Я состоял из двух человек. Один катался, охал и бессильно плакал на кровати в комнате для гостей, проклиная всё на свете. А другой стоял позади Ноэль, смотрел на фигуру на кровати, порочно улыбался, беззвучно посмеивался и думал: Не достаточно, не достаточно, нет, мало, мало, ах ты поп-расстрига, ах ты грязный мальчишка из хора, артист хренов. Хочешь отыграть назад, и знаешь, что уже слишком поздно. Детке захотелось конфетку. Дружочку захотелось велосипед. Катайся, захлёбывайся, ах ты никчёмный сукин сын.
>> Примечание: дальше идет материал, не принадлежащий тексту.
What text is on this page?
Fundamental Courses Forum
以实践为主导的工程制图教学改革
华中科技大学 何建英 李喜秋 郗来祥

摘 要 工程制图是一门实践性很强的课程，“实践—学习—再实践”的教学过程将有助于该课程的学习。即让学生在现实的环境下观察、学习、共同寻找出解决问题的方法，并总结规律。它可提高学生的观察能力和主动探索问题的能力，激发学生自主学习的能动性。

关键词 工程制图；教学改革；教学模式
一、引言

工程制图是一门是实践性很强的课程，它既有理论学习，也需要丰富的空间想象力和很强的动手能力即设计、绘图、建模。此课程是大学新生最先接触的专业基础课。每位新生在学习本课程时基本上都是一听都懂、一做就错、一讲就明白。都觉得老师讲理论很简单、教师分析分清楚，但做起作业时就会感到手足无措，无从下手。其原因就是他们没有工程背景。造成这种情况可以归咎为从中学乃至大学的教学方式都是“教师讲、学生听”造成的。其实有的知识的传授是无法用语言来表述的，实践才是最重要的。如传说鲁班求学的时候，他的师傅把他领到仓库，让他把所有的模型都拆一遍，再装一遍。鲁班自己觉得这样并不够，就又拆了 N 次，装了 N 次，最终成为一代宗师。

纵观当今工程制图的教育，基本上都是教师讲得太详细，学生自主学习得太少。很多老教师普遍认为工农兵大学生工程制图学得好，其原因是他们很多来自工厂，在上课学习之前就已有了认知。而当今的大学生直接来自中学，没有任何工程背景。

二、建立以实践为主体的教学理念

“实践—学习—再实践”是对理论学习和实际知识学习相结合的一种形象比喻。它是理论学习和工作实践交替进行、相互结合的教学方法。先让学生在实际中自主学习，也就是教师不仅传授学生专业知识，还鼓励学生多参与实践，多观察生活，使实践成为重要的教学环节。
- На! - сказала она. - Возьми!
И я приподнялся на локте и взял три круглые жёлтые таблетки с её ладони, запил их глотком воды.
- Выпей всю воду.
Я послушно сделал это, отдал ей стакан и снова лёг. Я услышал, как она включила воду в ванной. Она вернулась и встала у кровати.
- Тебе нужно поспать. Теперь ты успокоишься?
- Ноэль, нам ... нам нужно поговорить.
В первый её лицо обрело какое-то выражение, исказилось, словно от боли. Я увидел, что в какой-то момент, во время этой неприглядной сцены, которую я устроил, она переоделась в юбку, свитер и жакет.
- Может быть, нам не стоит говорить, Рэнди. Мы никогда не разговаривали.